You have to make assumptions and to give all recreational equal status
at the start of the investigation removes all bias that might exist.
This gives the study credibility for starting out as impartial. The
purpose is to establish if any activity is worse than any other, not to
prove that one is worse. You start from a conclusion and try to prove
it. Credible scientists start with equality and draw conclusions based
on their findings. You don;t operate like that, and this is partly why
you lack credibility....

Horses are exotic
species, but arguably have a right to be here because their genus
evolved in North America. However, when they are being used as
vehicles, they undoubtedly have much greater impacts. The best way to
ensure equal access (the essence of our democracy) is to ban all
vehicles from the trails, including animals used as vehicles.

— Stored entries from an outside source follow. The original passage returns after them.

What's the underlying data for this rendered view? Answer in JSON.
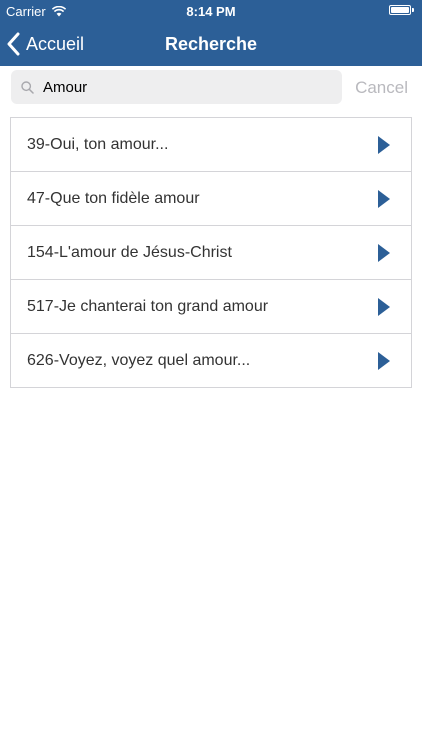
{
  "status_bar": {
    "carrier": "Carrier",
    "time": "8:14 PM",
    "battery_level": 1.0
  },
  "navbar": {
    "back_label": "Accueil",
    "title": "Recherche"
  },
  "search": {
    "value": "Amour",
    "cancel_label": "Cancel"
  },
  "results": [
    {
      "label": "39-Oui, ton amour..."
    },
    {
      "label": "47-Que ton fidèle amour"
    },
    {
      "label": "154-L'amour de Jésus-Christ"
    },
    {
      "label": "517-Je chanterai ton grand amour"
    },
    {
      "label": "626-Voyez, voyez quel amour..."
    }
  ],
  "colors": {
    "nav_bar": "#2c5f97",
    "accent": "#2c5f97",
    "cancel_text": "#b9b9be"
  },
  "icons": {
    "back": "chevron-left-icon",
    "search": "magnifier-icon",
    "row": "play-arrow-icon",
    "wifi": "wifi-icon",
    "battery": "battery-icon"
  }
}
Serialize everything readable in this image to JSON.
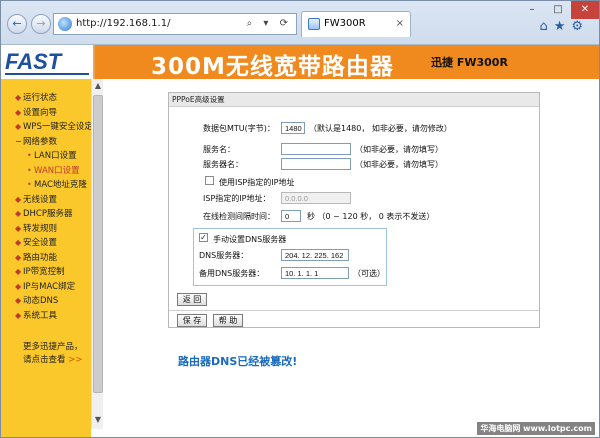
{
  "browser": {
    "url": "http://192.168.1.1/",
    "address_tools": "⌕ ▾ ⟳",
    "tab_title": "FW300R",
    "tab_close": "×",
    "back_glyph": "←",
    "forward_glyph": "→",
    "min_glyph": "–",
    "max_glyph": "□",
    "close_glyph": "✕",
    "toolbar_icons": "⌂★⚙"
  },
  "header": {
    "logo": "FAST",
    "title": "300M无线宽带路由器",
    "model": "迅捷 FW300R",
    "accent": "#f08a1e",
    "logo_color": "#1e4fa0"
  },
  "sidebar": {
    "bg": "#fac82a",
    "items": [
      {
        "label": "运行状态",
        "bullet": "◆"
      },
      {
        "label": "设置向导",
        "bullet": "◆"
      },
      {
        "label": "WPS一键安全设定",
        "bullet": "◆"
      },
      {
        "label": "网络参数",
        "bullet": "−"
      },
      {
        "label": "LAN口设置",
        "bullet": "•"
      },
      {
        "label": "WAN口设置",
        "bullet": "•"
      },
      {
        "label": "MAC地址克隆",
        "bullet": "•"
      },
      {
        "label": "无线设置",
        "bullet": "◆"
      },
      {
        "label": "DHCP服务器",
        "bullet": "◆"
      },
      {
        "label": "转发规则",
        "bullet": "◆"
      },
      {
        "label": "安全设置",
        "bullet": "◆"
      },
      {
        "label": "路由功能",
        "bullet": "◆"
      },
      {
        "label": "IP带宽控制",
        "bullet": "◆"
      },
      {
        "label": "IP与MAC绑定",
        "bullet": "◆"
      },
      {
        "label": "动态DNS",
        "bullet": "◆"
      },
      {
        "label": "系统工具",
        "bullet": "◆"
      }
    ],
    "more_line1": "更多迅捷产品，",
    "more_line2": "请点击查看",
    "more_arrow": ">>"
  },
  "panel": {
    "title": "PPPoE高级设置",
    "mtu_label": "数据包MTU(字节)：",
    "mtu_value": "1480",
    "mtu_note": "（默认是1480， 如非必要，请勿修改）",
    "service_label": "服务名：",
    "service_value": "",
    "service_note": "（如非必要，请勿填写）",
    "server_label": "服务器名：",
    "server_value": "",
    "server_note": "（如非必要，请勿填写）",
    "isp_ip_checkbox_label": "使用ISP指定的IP地址",
    "isp_ip_label": "ISP指定的IP地址：",
    "isp_ip_value": "0.0.0.0",
    "idle_label": "在线检测间隔时间：",
    "idle_value": "0",
    "idle_note": "秒 （0 ~ 120 秒， 0 表示不发送）",
    "dns_checkbox_label": "手动设置DNS服务器",
    "dns_checkbox_mark": "✓",
    "dns1_label": "DNS服务器：",
    "dns1_value": "204. 12. 225. 162",
    "dns2_label": "备用DNS服务器：",
    "dns2_value": "10. 1. 1. 1",
    "dns2_note": "（可选）",
    "back_button": "返 回",
    "save_button": "保 存",
    "help_button": "帮 助"
  },
  "alert": "路由器DNS已经被篡改!",
  "watermark": "华海电脑网 www.lotpc.com"
}
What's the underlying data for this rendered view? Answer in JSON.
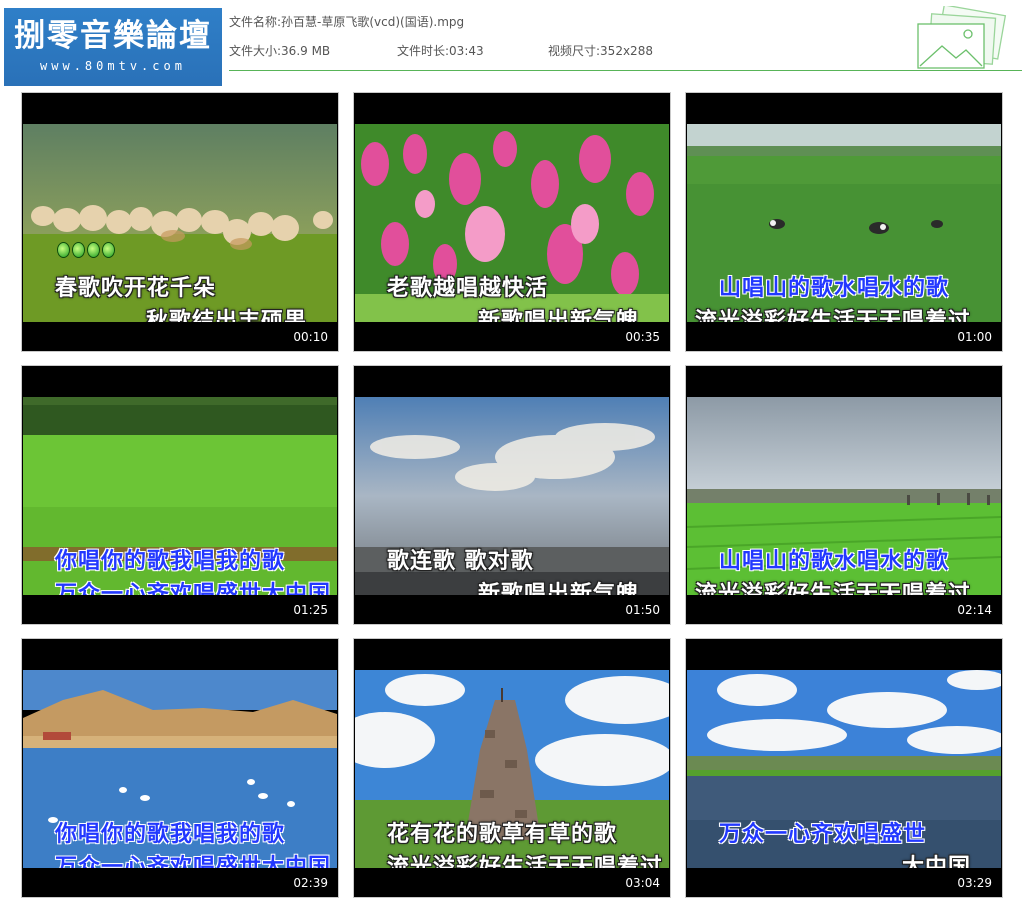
{
  "logo": {
    "chinese": "捌零音樂論壇",
    "url": "www.80mtv.com"
  },
  "file_info": {
    "name_label": "文件名称:",
    "name_value": "孙百慧-草原飞歌(vcd)(国语).mpg",
    "size_label": "文件大小:",
    "size_value": "36.9 MB",
    "duration_label": "文件时长:",
    "duration_value": "03:43",
    "dimensions_label": "视频尺寸:",
    "dimensions_value": "352x288"
  },
  "colors": {
    "accent_line": "#58b458",
    "logo_bg": "#2f7fc8",
    "karaoke_highlight": "#2238ff"
  },
  "icons": {
    "header_decoration": "photo-stack-icon"
  },
  "thumbnails": [
    {
      "scene": "sheep herd on grassland",
      "line1": "春歌吹开花千朵",
      "line2": "秋歌结出丰硕果",
      "time": "00:10"
    },
    {
      "scene": "pink wildflowers",
      "line1": "老歌越唱越快活",
      "line2": "新歌唱出新气魄",
      "time": "00:35"
    },
    {
      "scene": "cattle on green plain",
      "line1": "山唱山的歌水唱水的歌",
      "line2": "流光溢彩好生活天天唱着过",
      "time": "01:00"
    },
    {
      "scene": "meadow with tree line",
      "line1": "你唱你的歌我唱我的歌",
      "line2": "万众一心齐欢唱盛世大中国",
      "time": "01:25"
    },
    {
      "scene": "sunlit clouds over water",
      "line1": "歌连歌 歌对歌",
      "line2": "新歌唱出新气魄",
      "time": "01:50"
    },
    {
      "scene": "crop fields under cloudy sky",
      "line1": "山唱山的歌水唱水的歌",
      "line2": "流光溢彩好生活天天唱着过",
      "time": "02:14"
    },
    {
      "scene": "swans on lake below hills",
      "line1": "你唱你的歌我唱我的歌",
      "line2": "万众一心齐欢唱盛世大中国",
      "time": "02:39"
    },
    {
      "scene": "stone cairn (ovoo) under blue sky",
      "line1": "花有花的歌草有草的歌",
      "line2": "流光溢彩好生活天天唱着过",
      "time": "03:04"
    },
    {
      "scene": "lake with cumulus clouds",
      "line1": "万众一心齐欢唱盛世",
      "line2": "大中国",
      "time": "03:29"
    }
  ]
}
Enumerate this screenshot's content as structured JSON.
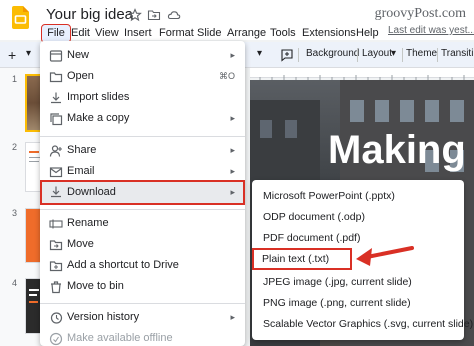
{
  "header": {
    "title": "Your big idea",
    "watermark": "groovyPost.com"
  },
  "menubar": {
    "items": [
      "File",
      "Edit",
      "View",
      "Insert",
      "Format",
      "Slide",
      "Arrange",
      "Tools",
      "Extensions",
      "Help"
    ],
    "last_edit": "Last edit was yest..."
  },
  "toolbar": {
    "plus": "+",
    "background": "Background",
    "layout": "Layout",
    "theme": "Theme",
    "transition": "Transiti"
  },
  "filmstrip": {
    "slide_numbers": [
      "1",
      "2",
      "3",
      "4"
    ]
  },
  "canvas": {
    "title": "Making"
  },
  "file_menu": {
    "items": [
      {
        "label": "New",
        "icon": "new-doc-icon",
        "right": "▸"
      },
      {
        "label": "Open",
        "icon": "folder-icon",
        "right": "⌘O"
      },
      {
        "label": "Import slides",
        "icon": "import-icon",
        "right": ""
      },
      {
        "label": "Make a copy",
        "icon": "copy-icon",
        "right": "▸"
      },
      {
        "label": "Share",
        "icon": "share-person-icon",
        "right": "▸"
      },
      {
        "label": "Email",
        "icon": "email-icon",
        "right": "▸"
      },
      {
        "label": "Download",
        "icon": "download-icon",
        "right": "▸"
      },
      {
        "label": "Rename",
        "icon": "rename-icon",
        "right": ""
      },
      {
        "label": "Move",
        "icon": "move-icon",
        "right": ""
      },
      {
        "label": "Add a shortcut to Drive",
        "icon": "drive-shortcut-icon",
        "right": ""
      },
      {
        "label": "Move to bin",
        "icon": "trash-icon",
        "right": ""
      },
      {
        "label": "Version history",
        "icon": "history-icon",
        "right": "▸"
      },
      {
        "label": "Make available offline",
        "icon": "offline-icon",
        "right": ""
      }
    ]
  },
  "download_menu": {
    "items": [
      "Microsoft PowerPoint (.pptx)",
      "ODP document (.odp)",
      "PDF document (.pdf)",
      "Plain text (.txt)",
      "JPEG image (.jpg, current slide)",
      "PNG image (.png, current slide)",
      "Scalable Vector Graphics (.svg, current slide)"
    ]
  },
  "colors": {
    "highlight": "#d93025",
    "menu_active_bg": "#e8f0fe",
    "logo_yellow": "#fbbc04"
  }
}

Wrong. The best way to ensure equal access is to let everybody have
access rather than to ban vehicles. Because banning vehicles and
permitting people is not equal. It is biased against vehicles. Use
freedom of speach as the example by which to compare. It would not be
practicable to let all "vehicles" (as you define them) onto trails, but
your statement is incorrect.

I understand that you had time- and resources constraints, but I would
like to encourage you to do an experimental study, if you want to draw
defensible conclusions.

Sincerely,

Mike Vandeman


We'll just snip your "experimental study" Mike, because as we all know
from having read it, it is not experimental, it is a selective
literature review, carefully designed to prove your point. At no point
do you attempt to prove yourself wrong (the basis of all good scientific
research). If you are right as you claim to be, you should have no
problems attempting to prove yourself wrong and documenting that as
such. So in conclusion, Dr Marion has conducted a scientific study and
admitted to the failings of the study. Vandeman is flawless, the perfect
scientist. Go on Mike, find a cure for cancer if you are so great!

And lets not cross post to multiple newsgroups, you know that it is rude.